If you would like I can provide some wonderful recommendations. :slight_smile:


#19

[quote=E.E.N.S.]If you would like I can provide some wonderful recommendations. :slight_smile:
[/quote]

Thank you; opportunities for learning are always very much appreciated. The only source of which I have any experience is the Catholic Encyclopedia, which is not the most beautifully-written of texts…


#20

[quote=Mystophilus]Thank you; opportunities for learning are always very much appreciated. The only source of which I have any experience is the Catholic Encyclopedia, which is not the most beautifully-written of texts…
[/quote]

LOL.

I would recommend anything written by the saints, as they are all wonderful, but let me list some of my favorites:

God Alone (a collection of the writings of St. Louis de Montfort)
-I would recommend starting with the book Love of Eternal Wisdom within this book.
Preparation For Death by St. Alphonsus Ligouri (Doctor of the Church)
How to Die Well by St. Robert Bellermine (Doctor of the Church)
The City of God by St. Augustine (Doctor of the Church)
The Confessions of St. Augustine (also by St. Augustine)

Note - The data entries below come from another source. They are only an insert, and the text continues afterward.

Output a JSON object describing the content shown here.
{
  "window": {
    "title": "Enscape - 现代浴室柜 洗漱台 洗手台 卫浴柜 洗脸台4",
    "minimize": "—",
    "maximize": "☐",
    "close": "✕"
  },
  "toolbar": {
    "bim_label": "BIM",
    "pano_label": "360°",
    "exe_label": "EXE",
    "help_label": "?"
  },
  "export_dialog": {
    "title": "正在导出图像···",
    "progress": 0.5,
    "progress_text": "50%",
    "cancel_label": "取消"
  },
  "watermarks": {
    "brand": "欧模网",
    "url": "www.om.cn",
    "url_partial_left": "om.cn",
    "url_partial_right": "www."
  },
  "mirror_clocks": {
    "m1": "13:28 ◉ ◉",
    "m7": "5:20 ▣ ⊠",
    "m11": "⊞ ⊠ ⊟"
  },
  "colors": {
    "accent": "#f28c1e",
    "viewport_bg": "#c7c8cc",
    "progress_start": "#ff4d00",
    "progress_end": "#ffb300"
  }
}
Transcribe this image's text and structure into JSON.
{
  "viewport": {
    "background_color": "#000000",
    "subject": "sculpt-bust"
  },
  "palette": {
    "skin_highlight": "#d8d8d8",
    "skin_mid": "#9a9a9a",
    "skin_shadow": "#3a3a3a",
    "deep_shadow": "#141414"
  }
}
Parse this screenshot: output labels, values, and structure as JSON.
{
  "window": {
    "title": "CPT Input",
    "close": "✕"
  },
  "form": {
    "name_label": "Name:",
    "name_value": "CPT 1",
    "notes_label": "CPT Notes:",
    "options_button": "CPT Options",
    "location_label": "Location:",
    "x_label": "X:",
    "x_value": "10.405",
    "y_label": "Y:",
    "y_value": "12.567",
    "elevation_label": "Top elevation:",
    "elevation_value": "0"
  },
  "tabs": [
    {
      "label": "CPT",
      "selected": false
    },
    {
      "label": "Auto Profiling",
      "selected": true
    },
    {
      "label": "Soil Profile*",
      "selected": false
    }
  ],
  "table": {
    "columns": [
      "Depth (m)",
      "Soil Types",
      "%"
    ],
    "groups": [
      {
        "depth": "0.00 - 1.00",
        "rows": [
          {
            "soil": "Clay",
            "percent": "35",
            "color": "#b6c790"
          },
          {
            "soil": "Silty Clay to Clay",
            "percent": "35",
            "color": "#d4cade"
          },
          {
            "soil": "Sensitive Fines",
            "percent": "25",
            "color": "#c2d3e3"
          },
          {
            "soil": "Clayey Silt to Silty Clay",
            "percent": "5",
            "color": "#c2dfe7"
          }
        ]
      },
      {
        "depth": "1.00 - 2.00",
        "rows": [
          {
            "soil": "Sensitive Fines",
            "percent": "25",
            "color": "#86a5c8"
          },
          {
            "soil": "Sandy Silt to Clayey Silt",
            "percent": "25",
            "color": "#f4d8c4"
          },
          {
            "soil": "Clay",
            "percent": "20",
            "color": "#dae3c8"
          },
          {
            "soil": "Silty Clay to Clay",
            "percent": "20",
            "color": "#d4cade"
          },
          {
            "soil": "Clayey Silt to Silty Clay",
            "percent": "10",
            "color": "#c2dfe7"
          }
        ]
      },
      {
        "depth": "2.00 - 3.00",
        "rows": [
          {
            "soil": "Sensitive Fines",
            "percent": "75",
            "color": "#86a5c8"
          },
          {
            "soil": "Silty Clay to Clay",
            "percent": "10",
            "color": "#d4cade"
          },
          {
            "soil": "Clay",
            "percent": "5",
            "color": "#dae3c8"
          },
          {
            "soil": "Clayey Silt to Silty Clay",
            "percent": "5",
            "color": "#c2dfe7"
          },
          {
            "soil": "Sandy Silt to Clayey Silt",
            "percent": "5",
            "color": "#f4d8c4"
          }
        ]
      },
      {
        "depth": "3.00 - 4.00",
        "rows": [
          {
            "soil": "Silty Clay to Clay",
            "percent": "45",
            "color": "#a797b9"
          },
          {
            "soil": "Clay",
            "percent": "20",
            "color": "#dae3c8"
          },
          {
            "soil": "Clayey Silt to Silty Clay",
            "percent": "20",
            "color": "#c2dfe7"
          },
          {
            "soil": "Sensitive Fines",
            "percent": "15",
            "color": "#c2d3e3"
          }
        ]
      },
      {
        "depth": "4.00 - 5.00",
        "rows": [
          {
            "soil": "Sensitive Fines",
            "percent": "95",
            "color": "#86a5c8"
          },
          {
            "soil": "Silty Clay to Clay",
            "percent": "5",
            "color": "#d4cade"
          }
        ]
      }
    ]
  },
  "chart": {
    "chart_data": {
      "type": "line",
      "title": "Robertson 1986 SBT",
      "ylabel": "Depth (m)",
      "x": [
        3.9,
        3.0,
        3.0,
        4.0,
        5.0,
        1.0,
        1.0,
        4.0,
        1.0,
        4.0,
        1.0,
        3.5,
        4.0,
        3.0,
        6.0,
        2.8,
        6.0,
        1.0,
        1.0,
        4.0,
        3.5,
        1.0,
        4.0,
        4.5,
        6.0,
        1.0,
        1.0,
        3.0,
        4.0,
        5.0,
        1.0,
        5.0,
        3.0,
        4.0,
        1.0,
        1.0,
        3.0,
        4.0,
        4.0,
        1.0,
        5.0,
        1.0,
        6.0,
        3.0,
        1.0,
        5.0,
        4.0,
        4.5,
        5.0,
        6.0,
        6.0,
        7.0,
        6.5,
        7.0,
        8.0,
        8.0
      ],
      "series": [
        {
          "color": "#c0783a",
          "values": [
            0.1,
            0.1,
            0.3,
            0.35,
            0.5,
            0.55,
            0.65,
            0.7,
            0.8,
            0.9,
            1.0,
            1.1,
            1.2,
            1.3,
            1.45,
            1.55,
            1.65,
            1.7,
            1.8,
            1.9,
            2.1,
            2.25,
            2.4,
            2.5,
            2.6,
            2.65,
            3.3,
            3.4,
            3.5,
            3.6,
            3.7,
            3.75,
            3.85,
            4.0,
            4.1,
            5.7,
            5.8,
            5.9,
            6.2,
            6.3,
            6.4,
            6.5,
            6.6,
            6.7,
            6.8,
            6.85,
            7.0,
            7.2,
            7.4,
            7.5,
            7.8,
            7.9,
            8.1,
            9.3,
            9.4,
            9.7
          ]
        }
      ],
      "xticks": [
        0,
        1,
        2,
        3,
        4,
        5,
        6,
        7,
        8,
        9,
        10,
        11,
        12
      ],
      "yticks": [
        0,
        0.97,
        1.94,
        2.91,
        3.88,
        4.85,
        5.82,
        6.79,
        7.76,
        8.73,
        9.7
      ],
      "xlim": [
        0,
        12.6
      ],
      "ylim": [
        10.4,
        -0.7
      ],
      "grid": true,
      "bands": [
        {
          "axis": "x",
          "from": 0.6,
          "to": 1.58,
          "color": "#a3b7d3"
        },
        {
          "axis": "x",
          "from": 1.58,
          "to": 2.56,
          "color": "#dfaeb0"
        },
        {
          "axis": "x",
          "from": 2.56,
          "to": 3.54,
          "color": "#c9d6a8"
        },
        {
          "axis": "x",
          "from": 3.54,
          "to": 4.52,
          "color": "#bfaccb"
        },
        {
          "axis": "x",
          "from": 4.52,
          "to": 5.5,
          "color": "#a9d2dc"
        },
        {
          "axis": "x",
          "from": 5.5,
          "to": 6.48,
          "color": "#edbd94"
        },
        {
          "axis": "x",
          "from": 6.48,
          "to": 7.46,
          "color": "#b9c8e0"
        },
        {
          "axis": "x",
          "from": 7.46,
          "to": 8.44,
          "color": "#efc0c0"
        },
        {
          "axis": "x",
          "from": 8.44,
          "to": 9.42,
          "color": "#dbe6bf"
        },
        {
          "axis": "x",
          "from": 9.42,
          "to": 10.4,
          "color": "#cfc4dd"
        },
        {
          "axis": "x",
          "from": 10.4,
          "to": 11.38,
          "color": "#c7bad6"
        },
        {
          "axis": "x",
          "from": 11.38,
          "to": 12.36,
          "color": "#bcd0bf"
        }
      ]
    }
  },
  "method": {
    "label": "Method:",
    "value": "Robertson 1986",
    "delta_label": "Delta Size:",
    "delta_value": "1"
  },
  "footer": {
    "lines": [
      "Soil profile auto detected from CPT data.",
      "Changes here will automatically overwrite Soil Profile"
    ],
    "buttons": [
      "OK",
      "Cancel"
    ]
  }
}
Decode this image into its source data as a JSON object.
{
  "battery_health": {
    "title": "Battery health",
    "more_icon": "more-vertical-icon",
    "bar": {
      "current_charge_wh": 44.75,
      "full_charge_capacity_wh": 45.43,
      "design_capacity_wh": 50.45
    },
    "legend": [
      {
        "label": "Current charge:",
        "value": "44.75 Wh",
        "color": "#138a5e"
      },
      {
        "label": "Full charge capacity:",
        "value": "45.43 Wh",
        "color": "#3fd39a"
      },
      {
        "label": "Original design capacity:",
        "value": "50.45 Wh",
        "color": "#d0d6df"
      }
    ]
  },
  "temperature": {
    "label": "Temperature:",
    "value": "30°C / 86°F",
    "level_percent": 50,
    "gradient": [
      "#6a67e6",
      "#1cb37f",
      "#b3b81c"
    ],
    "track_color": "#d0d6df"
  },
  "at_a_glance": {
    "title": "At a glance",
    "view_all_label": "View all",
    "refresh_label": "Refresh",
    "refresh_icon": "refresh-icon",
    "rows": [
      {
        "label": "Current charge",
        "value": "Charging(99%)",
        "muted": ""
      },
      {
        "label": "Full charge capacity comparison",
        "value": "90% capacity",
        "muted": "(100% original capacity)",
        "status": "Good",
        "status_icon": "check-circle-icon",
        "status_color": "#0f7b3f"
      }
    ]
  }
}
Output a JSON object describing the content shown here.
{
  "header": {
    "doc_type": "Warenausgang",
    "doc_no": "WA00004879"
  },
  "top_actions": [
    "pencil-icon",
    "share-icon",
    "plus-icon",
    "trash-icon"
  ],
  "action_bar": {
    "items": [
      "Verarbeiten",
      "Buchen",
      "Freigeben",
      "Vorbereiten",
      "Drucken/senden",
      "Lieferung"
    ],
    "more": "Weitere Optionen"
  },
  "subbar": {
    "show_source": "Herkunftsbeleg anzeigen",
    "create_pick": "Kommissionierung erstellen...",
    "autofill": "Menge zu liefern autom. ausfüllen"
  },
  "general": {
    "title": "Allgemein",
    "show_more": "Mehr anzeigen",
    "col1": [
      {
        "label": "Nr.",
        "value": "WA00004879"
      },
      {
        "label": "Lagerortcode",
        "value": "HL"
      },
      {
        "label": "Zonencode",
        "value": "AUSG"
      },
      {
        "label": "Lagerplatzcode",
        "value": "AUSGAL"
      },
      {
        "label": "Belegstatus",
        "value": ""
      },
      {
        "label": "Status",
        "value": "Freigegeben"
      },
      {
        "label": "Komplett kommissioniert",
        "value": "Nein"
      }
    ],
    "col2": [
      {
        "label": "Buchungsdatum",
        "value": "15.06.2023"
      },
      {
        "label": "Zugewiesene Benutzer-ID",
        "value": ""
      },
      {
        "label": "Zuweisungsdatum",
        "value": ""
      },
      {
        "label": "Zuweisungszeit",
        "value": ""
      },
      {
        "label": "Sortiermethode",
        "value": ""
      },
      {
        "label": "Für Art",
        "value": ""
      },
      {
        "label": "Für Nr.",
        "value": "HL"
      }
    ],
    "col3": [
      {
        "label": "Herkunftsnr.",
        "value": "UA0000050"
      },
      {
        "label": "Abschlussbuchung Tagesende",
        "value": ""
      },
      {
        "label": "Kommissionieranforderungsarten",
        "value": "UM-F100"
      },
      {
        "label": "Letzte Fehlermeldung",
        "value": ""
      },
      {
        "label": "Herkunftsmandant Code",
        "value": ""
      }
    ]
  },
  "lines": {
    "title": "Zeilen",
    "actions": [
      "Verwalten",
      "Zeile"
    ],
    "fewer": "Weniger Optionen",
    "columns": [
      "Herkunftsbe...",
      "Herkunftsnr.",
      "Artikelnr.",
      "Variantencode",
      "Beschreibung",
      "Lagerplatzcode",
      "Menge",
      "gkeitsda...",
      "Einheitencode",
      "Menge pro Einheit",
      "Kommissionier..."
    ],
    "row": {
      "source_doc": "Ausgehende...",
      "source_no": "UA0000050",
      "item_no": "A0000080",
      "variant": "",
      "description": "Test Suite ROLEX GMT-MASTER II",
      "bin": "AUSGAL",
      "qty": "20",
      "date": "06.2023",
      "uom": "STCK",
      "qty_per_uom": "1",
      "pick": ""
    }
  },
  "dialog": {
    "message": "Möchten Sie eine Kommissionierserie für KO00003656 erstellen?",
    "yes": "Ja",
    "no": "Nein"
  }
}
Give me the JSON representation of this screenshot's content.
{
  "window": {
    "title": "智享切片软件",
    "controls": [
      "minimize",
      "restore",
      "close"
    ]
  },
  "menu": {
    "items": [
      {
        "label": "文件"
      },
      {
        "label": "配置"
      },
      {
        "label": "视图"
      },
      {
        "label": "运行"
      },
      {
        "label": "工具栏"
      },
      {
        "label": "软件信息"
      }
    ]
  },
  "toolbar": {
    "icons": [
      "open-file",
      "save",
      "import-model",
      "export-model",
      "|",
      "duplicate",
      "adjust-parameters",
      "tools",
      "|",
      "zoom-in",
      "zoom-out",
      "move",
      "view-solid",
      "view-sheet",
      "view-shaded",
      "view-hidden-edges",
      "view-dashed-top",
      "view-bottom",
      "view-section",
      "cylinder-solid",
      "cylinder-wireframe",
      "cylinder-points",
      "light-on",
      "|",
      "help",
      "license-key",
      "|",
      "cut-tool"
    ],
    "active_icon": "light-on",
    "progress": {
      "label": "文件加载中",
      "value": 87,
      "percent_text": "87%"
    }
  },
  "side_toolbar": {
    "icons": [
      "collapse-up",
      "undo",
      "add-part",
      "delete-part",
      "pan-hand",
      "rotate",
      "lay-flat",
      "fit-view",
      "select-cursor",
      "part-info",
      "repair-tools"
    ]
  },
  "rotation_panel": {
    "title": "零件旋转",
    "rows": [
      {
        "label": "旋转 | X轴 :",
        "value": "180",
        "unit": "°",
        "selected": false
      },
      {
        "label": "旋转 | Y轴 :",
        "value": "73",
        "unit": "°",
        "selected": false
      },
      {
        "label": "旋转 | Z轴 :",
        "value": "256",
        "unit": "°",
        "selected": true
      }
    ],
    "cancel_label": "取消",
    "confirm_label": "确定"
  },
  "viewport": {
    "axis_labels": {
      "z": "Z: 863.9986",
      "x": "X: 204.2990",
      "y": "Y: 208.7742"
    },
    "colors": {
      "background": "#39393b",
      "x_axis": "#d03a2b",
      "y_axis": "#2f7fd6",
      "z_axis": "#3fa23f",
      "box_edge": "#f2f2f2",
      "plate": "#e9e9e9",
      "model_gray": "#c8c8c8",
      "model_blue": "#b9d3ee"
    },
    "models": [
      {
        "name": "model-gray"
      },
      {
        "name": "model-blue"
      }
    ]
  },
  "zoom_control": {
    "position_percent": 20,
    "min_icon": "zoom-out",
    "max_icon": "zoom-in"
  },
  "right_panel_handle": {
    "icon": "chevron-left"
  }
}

…and so much more! (But I don’t want to overwhelm you! :wink: )

Also I highly recommend reading Imitation of Christ by Thomas A. Kempis (try to find the red one published by Tan, it’s my favorite), this book is about 600 years old and it is the second most published book next to the Bible (I think) and many, many saints quote from this book as well.

I don’t expect you to go and get all of these books all at once or anything, but I would ask that you get one or two of them and read them out of love for our Lord. God bless and happy reading!